Front-line: The future of cancer told by the next generation
- Medical and Dental Sciences, Research
Discover how the next generation of cancer scientists are shining a new light on our oldest enemy, and how the future vision of healthcare is becoming a modern-day reality. Speakers include junior research scientists in genetics, immunotherapy and radiation therapy, as well as patients sharing their experiences with cancer, and what inspired them to become involved in engaging with others.
Join us for this free event to hear fascinating talks and ask your questions. The Thinktank lecture theatre is located on Level 2 of Millennium Point. Entrance for the evening will be to the left of the main Thinktank museum entrance doors (note the museum will be closed).
This event is free to attend, but donations to Cancer Research UK would be welcome on the night. Places are limited and allocated on a first-come, first-served basis.
- Arrivals from 18:30 to take seats in the lecture theatre
- Talks from 19:00 to 20:30
- Event concludes at 20:30
Agata Stodolna: Organoids in Bowel Cancer
Bowel cancer is the fourth most common cancer in the world and yet, despite therapeutic improvements over the last two decades, survival still sits below 60% in the UK. University of Birmingham researcher Agata Stodolna introduces the challenges of developing novel therapies, and how new genetic editing techniques are already bringing us closer to improved outcomes for patients.

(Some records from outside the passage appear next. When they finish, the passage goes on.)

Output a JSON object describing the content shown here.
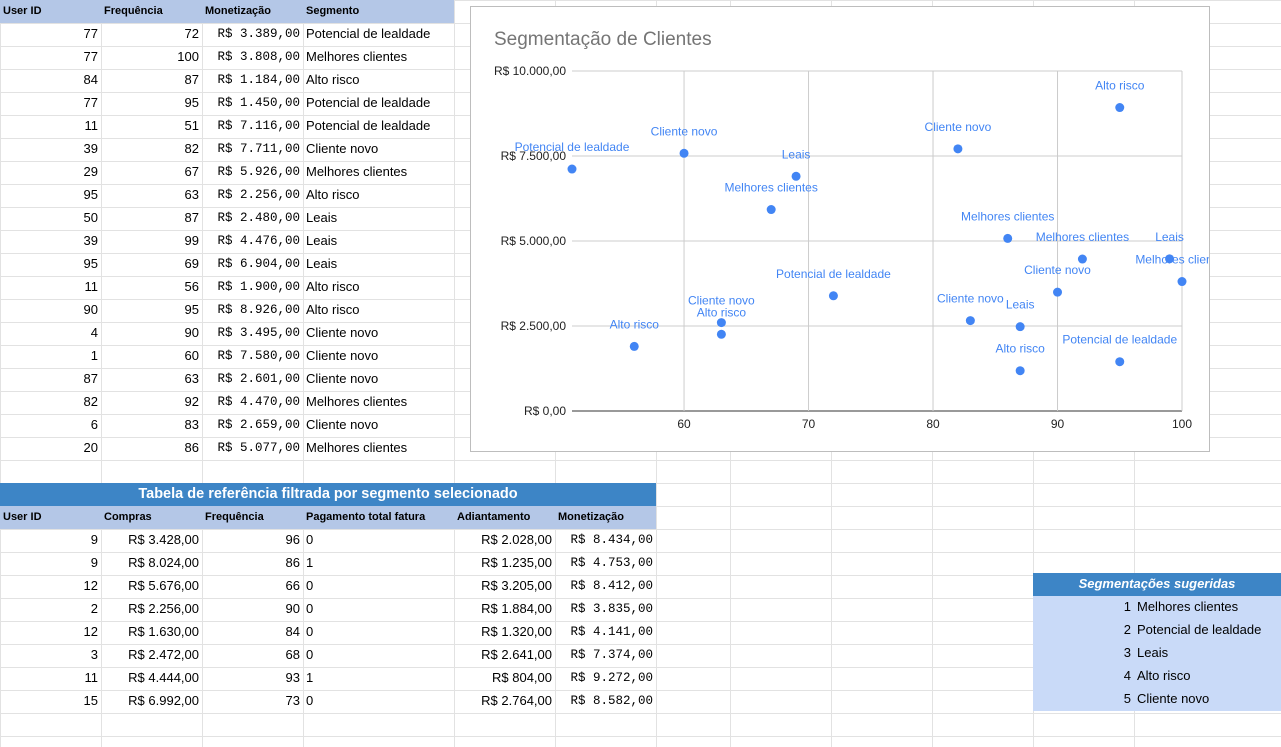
{
  "top_table": {
    "headers": [
      "User ID",
      "Frequência",
      "Monetização",
      "Segmento"
    ],
    "rows": [
      [
        "77",
        "72",
        "R$ 3.389,00",
        "Potencial de lealdade"
      ],
      [
        "77",
        "100",
        "R$ 3.808,00",
        "Melhores clientes"
      ],
      [
        "84",
        "87",
        "R$ 1.184,00",
        "Alto risco"
      ],
      [
        "77",
        "95",
        "R$ 1.450,00",
        "Potencial de lealdade"
      ],
      [
        "11",
        "51",
        "R$ 7.116,00",
        "Potencial de lealdade"
      ],
      [
        "39",
        "82",
        "R$ 7.711,00",
        "Cliente novo"
      ],
      [
        "29",
        "67",
        "R$ 5.926,00",
        "Melhores clientes"
      ],
      [
        "95",
        "63",
        "R$ 2.256,00",
        "Alto risco"
      ],
      [
        "50",
        "87",
        "R$ 2.480,00",
        "Leais"
      ],
      [
        "39",
        "99",
        "R$ 4.476,00",
        "Leais"
      ],
      [
        "95",
        "69",
        "R$ 6.904,00",
        "Leais"
      ],
      [
        "11",
        "56",
        "R$ 1.900,00",
        "Alto risco"
      ],
      [
        "90",
        "95",
        "R$ 8.926,00",
        "Alto risco"
      ],
      [
        "4",
        "90",
        "R$ 3.495,00",
        "Cliente novo"
      ],
      [
        "1",
        "60",
        "R$ 7.580,00",
        "Cliente novo"
      ],
      [
        "87",
        "63",
        "R$ 2.601,00",
        "Cliente novo"
      ],
      [
        "82",
        "92",
        "R$ 4.470,00",
        "Melhores clientes"
      ],
      [
        "6",
        "83",
        "R$ 2.659,00",
        "Cliente novo"
      ],
      [
        "20",
        "86",
        "R$ 5.077,00",
        "Melhores clientes"
      ]
    ]
  },
  "ref_table": {
    "title": "Tabela de referência filtrada por segmento selecionado",
    "headers": [
      "User ID",
      "Compras",
      "Frequência",
      "Pagamento total fatura",
      "Adiantamento",
      "Monetização"
    ],
    "rows": [
      [
        "9",
        "R$ 3.428,00",
        "96",
        "0",
        "R$ 2.028,00",
        "R$ 8.434,00"
      ],
      [
        "9",
        "R$ 8.024,00",
        "86",
        "1",
        "R$ 1.235,00",
        "R$ 4.753,00"
      ],
      [
        "12",
        "R$ 5.676,00",
        "66",
        "0",
        "R$ 3.205,00",
        "R$ 8.412,00"
      ],
      [
        "2",
        "R$ 2.256,00",
        "90",
        "0",
        "R$ 1.884,00",
        "R$ 3.835,00"
      ],
      [
        "12",
        "R$ 1.630,00",
        "84",
        "0",
        "R$ 1.320,00",
        "R$ 4.141,00"
      ],
      [
        "3",
        "R$ 2.472,00",
        "68",
        "0",
        "R$ 2.641,00",
        "R$ 7.374,00"
      ],
      [
        "11",
        "R$ 4.444,00",
        "93",
        "1",
        "R$ 804,00",
        "R$ 9.272,00"
      ],
      [
        "15",
        "R$ 6.992,00",
        "73",
        "0",
        "R$ 2.764,00",
        "R$ 8.582,00"
      ]
    ]
  },
  "segments": {
    "title": "Segmentações sugeridas",
    "items": [
      {
        "n": "1",
        "label": "Melhores clientes"
      },
      {
        "n": "2",
        "label": "Potencial de lealdade"
      },
      {
        "n": "3",
        "label": "Leais"
      },
      {
        "n": "4",
        "label": "Alto risco"
      },
      {
        "n": "5",
        "label": "Cliente novo"
      }
    ]
  },
  "colors": {
    "header_bg": "#b4c7e7",
    "banner_bg": "#3d85c6",
    "segment_bg": "#c9daf8",
    "point": "#4285f4",
    "point_label": "#4285f4"
  },
  "chart_data": {
    "type": "scatter",
    "title": "Segmentação de Clientes",
    "xlabel": "",
    "ylabel": "",
    "xlim": [
      51,
      100
    ],
    "ylim": [
      0,
      10000
    ],
    "x_ticks": [
      "60",
      "70",
      "80",
      "90",
      "100"
    ],
    "x_tick_values": [
      60,
      70,
      80,
      90,
      100
    ],
    "y_ticks": [
      "R$ 0,00",
      "R$ 2.500,00",
      "R$ 5.000,00",
      "R$ 7.500,00",
      "R$ 10.000,00"
    ],
    "y_tick_values": [
      0,
      2500,
      5000,
      7500,
      10000
    ],
    "grid": true,
    "legend": "none",
    "points": [
      {
        "x": 72,
        "y": 3389,
        "label": "Potencial de lealdade"
      },
      {
        "x": 100,
        "y": 3808,
        "label": "Melhores clientes"
      },
      {
        "x": 87,
        "y": 1184,
        "label": "Alto risco"
      },
      {
        "x": 95,
        "y": 1450,
        "label": "Potencial de lealdade"
      },
      {
        "x": 51,
        "y": 7116,
        "label": "Potencial de lealdade"
      },
      {
        "x": 82,
        "y": 7711,
        "label": "Cliente novo"
      },
      {
        "x": 67,
        "y": 5926,
        "label": "Melhores clientes"
      },
      {
        "x": 63,
        "y": 2256,
        "label": "Alto risco"
      },
      {
        "x": 87,
        "y": 2480,
        "label": "Leais"
      },
      {
        "x": 99,
        "y": 4476,
        "label": "Leais"
      },
      {
        "x": 69,
        "y": 6904,
        "label": "Leais"
      },
      {
        "x": 56,
        "y": 1900,
        "label": "Alto risco"
      },
      {
        "x": 95,
        "y": 8926,
        "label": "Alto risco"
      },
      {
        "x": 90,
        "y": 3495,
        "label": "Cliente novo"
      },
      {
        "x": 60,
        "y": 7580,
        "label": "Cliente novo"
      },
      {
        "x": 63,
        "y": 2601,
        "label": "Cliente novo"
      },
      {
        "x": 92,
        "y": 4470,
        "label": "Melhores clientes"
      },
      {
        "x": 83,
        "y": 2659,
        "label": "Cliente novo"
      },
      {
        "x": 86,
        "y": 5077,
        "label": "Melhores clientes"
      }
    ]
  }
}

Dr Oliver Pickles: The Evolution of Chemotherapy
Scientific advances have brought new treatments into the clinic for cancer patients. Oncologist and Cancer Research UK researcher Oliver Pickles aims to track the evolution of cancer therapy, from traditional chemotherapy, through to targeted therapy – so called 'Magic Bullets' – and the emergence of immunotherapy.
Matthew Ward: The Physics that's Fighting Cancer
Radiotherapy is one of the most effective and efficient methods for cancer treatment in 21st century medicine, yet it struggles with its reputation within society. Physicist Matthew Ward highlights this issue, the misconceptions that surround it, and how technological advancements are already offering new-found hope for many patients.